Using your Consultancy Project to boost your career

18 August 2017

Producing some 15000 words for your dissertation based upon a company based Consultancy Project can seem a daunting when contemplating your MBA. However, this presents huge opportunities to explore future career options, and many students find it is the most challenging but satisfying part of their MBA, as it offers the chance to really explore an issue in depth and test out alternative solutions and scenarios. 

If you are being financially sponsored or time supported by your current employer, the Consultancy Project presents an ideal way to apply your MBA studies to a current issue facing the organisation to demonstrate an immediate return on their investment.

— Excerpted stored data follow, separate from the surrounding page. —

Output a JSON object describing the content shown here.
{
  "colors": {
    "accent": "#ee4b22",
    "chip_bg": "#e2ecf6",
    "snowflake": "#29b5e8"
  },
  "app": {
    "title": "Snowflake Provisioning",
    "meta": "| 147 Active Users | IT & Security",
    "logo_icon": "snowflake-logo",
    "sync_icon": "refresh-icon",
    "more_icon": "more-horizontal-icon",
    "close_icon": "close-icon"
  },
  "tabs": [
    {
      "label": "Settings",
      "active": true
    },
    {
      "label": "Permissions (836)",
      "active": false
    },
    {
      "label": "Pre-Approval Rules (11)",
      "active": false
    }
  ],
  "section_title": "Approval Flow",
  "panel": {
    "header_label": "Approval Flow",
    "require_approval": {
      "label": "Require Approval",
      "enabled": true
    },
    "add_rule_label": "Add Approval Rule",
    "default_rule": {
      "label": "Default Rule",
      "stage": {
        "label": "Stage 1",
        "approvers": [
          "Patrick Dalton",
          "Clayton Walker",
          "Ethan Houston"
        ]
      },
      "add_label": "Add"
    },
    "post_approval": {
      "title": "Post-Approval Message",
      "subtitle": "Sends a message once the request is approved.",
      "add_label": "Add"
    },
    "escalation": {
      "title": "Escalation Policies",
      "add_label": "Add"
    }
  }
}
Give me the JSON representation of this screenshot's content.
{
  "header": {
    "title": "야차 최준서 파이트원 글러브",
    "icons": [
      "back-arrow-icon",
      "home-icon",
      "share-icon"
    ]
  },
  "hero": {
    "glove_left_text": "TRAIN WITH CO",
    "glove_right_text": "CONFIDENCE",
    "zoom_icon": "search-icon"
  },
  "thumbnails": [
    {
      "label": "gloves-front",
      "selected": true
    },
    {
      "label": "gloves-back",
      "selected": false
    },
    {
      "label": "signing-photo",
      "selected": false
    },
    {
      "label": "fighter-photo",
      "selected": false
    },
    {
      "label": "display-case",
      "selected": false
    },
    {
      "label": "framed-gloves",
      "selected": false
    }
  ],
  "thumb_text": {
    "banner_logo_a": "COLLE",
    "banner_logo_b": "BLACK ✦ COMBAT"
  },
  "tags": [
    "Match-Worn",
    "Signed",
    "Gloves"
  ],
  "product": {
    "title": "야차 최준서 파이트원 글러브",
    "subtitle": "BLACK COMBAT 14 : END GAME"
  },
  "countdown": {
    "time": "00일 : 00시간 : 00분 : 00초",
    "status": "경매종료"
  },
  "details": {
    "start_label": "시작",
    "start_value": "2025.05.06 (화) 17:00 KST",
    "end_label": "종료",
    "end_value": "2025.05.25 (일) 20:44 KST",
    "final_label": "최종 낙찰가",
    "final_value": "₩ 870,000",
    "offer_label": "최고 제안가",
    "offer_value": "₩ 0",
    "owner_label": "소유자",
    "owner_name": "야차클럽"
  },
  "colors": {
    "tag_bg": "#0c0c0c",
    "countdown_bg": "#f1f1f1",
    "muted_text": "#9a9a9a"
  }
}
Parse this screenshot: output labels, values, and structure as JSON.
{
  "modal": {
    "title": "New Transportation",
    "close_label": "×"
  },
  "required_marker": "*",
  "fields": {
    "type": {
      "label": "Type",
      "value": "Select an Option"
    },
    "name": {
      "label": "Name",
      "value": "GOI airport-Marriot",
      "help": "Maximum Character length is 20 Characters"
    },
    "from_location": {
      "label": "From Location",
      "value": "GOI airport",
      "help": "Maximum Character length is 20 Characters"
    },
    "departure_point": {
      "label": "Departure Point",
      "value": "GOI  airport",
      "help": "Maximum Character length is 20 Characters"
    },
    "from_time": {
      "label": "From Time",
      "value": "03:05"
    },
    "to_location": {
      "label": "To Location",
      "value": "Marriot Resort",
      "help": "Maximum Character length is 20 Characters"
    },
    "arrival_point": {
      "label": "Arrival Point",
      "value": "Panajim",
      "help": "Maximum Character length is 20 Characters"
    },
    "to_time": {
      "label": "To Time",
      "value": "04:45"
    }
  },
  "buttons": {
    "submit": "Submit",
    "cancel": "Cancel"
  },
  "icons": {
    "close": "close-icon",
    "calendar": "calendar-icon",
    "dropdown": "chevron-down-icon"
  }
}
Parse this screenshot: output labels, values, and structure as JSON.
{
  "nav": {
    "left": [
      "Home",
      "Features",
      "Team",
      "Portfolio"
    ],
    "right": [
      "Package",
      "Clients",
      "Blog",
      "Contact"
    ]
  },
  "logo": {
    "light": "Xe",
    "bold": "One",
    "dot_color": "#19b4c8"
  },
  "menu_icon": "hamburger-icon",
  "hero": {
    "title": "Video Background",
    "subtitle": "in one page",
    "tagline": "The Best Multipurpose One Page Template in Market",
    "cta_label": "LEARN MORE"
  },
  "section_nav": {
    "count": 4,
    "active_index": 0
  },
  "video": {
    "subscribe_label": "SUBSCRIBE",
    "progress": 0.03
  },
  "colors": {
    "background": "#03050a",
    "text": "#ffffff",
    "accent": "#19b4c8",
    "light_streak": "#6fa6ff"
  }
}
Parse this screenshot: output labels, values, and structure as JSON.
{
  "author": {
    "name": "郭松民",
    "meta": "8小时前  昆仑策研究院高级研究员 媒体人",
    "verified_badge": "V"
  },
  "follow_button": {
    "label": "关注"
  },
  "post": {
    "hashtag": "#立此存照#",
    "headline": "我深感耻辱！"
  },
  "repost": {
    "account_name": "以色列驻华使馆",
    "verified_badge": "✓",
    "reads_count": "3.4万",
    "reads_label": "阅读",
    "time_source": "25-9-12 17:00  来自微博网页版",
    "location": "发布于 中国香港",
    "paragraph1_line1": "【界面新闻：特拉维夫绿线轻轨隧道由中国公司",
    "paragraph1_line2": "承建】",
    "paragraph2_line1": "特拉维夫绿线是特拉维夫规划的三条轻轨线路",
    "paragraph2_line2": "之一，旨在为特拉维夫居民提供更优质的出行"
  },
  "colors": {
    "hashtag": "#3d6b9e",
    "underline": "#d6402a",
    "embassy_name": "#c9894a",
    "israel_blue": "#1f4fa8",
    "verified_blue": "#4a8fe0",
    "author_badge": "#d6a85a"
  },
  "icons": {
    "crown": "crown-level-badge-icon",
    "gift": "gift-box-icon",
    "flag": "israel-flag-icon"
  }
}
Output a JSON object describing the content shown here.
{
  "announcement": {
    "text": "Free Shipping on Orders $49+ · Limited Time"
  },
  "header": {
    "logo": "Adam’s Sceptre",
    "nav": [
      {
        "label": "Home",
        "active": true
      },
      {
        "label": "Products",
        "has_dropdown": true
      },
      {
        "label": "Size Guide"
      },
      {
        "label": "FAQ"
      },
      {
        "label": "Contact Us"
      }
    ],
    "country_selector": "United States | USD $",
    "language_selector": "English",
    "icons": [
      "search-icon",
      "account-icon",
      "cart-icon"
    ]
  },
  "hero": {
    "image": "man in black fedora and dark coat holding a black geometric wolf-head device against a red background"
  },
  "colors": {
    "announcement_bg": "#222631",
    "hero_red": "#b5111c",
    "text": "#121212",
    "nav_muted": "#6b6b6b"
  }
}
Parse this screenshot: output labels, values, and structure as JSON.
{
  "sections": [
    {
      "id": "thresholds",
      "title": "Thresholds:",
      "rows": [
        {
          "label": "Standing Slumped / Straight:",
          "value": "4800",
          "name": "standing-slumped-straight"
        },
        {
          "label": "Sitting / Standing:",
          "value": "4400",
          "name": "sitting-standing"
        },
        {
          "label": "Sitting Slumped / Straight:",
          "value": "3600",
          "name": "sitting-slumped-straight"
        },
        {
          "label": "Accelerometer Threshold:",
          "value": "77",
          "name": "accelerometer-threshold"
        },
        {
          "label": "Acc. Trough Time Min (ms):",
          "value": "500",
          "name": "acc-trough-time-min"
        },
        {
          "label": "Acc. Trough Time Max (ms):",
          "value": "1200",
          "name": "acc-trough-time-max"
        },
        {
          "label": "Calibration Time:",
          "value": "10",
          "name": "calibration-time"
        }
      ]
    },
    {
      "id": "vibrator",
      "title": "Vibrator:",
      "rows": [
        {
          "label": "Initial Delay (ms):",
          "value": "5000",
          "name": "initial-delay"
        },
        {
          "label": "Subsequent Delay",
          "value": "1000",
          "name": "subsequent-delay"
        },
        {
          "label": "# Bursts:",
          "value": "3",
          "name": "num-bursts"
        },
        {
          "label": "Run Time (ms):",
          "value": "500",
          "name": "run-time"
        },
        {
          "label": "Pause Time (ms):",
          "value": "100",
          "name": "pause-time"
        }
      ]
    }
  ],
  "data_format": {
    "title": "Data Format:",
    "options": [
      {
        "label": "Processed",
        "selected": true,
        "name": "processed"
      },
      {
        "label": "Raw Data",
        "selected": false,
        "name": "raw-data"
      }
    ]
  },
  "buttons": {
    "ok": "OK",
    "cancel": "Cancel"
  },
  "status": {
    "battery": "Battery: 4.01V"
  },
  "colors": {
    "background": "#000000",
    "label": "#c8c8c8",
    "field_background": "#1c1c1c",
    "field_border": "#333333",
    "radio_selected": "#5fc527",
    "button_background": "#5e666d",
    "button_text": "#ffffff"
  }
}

Internal discussions to explore the focus of your Consultancy Project, also offer you the opportunity to negotiate access to other areas of the business, to talk to a wider range of stakeholder and to raise your profile internally. The dissemination of your recommendations across the organisation can help to showcase your newly acquired ‘strategic thinking’ and pave the way for internal promotions or enhanced responsibilities. Your MBA should be a transformational experience and the Consultancy Project allows you to demonstrate how you can now see an issue from a range of perspectives, proving the MBA is not just of personal benefit but has real value to the organisation too.

Career transition

For many of course, their aim post MBA, is to make a career transition and your Consultancy Project can also be used to help gain insight into new sectors, functions or industries and can be a great way to develop your networking skills.  

According to Herminia Ibarra, Professor of Leadership and author of ‘Working Identity’, there are two approaches to Career Planning-the ‘plan and implement’ approach and the ‘test and learn’ approach. The first approach is far more widely practiced especially amongst those earlier on in their careers...spending some time really trying to understand one’s strengths, values, interests and passions and using this information to choose a career path. Then follows a period of intensive company research followed by the application process.

For those who are looking for a career transition, to change function and/or sector, you may be at a crossroads in your life or career but not quite sure what road to take and it may be difficult to move from the plan to the implement phase, with some finding they get stuck in the planning phase doing a myriad of self-assessment tests. In these cases, the ‘test & learn’ approach is far more effective ....stepping forward and experimenting, either in the form of a work based project, secondment or internship.

Networking opportunities

We encourage students to use their Consultancy Project and Dissertation as an excuse to network. Your ‘implicit’ end goal with networking may of course be to ultimately identify new opportunities but when you are cultivating new relationships, being immediately explicit about that is unlikely to bring rewards, with people very unlikely to want to shower you straight away with job offers.  Also, if your intent is that you are looking for a job, even though you don’t say it, it can affect your behaviour with a tendency to try and over sell yourself rather than seeing the networking conversation as an information gathering exercise.

If the intent is to find a suitable Consultancy Project and Dissertation topic, it changes your whole networking mind-set as you are looking for a win-win scenario. It is relatively easy to reach out to people in your network who are working in your target job areas and ask for 15 mins of their time online or face to face to “discuss current hot topics in their field as you are interested in doing your Consultancy Project and Dissertation in that area” or asking the question “What are the areas in your work which you wish you had more time to research, but you can never find the time in your busy day job?”.

In this way, you can network with a wide range of individuals, being open and honest about the fact that you are talking to lots of different people and if you choose to go elsewhere with the project, that you will be happy to share the results of your research as long as it does not break any confidentiality issues.

Showcase your ability

Choosing a Consultancy Project and Dissertation that involves interviewing a wide range of people as part of the project can also be a great way to increase your network. For example, an Executive MBA student working in Compliance in an overseas bank wanted to move to the banking sector in London. Her chosen project and Dissertation topic was focused on looking at the attitude of senior management to compliance in London banks, which involved a number of interviews with CEOs of British banks, with each interview giving her the opportunity to showcase her abilities to those prominent decision-makers and ultimately resulting in discussions that lead to her current position.

Don’t be daunted - network your way to success, using your Consultancy Project as the perfect vehicle to get there!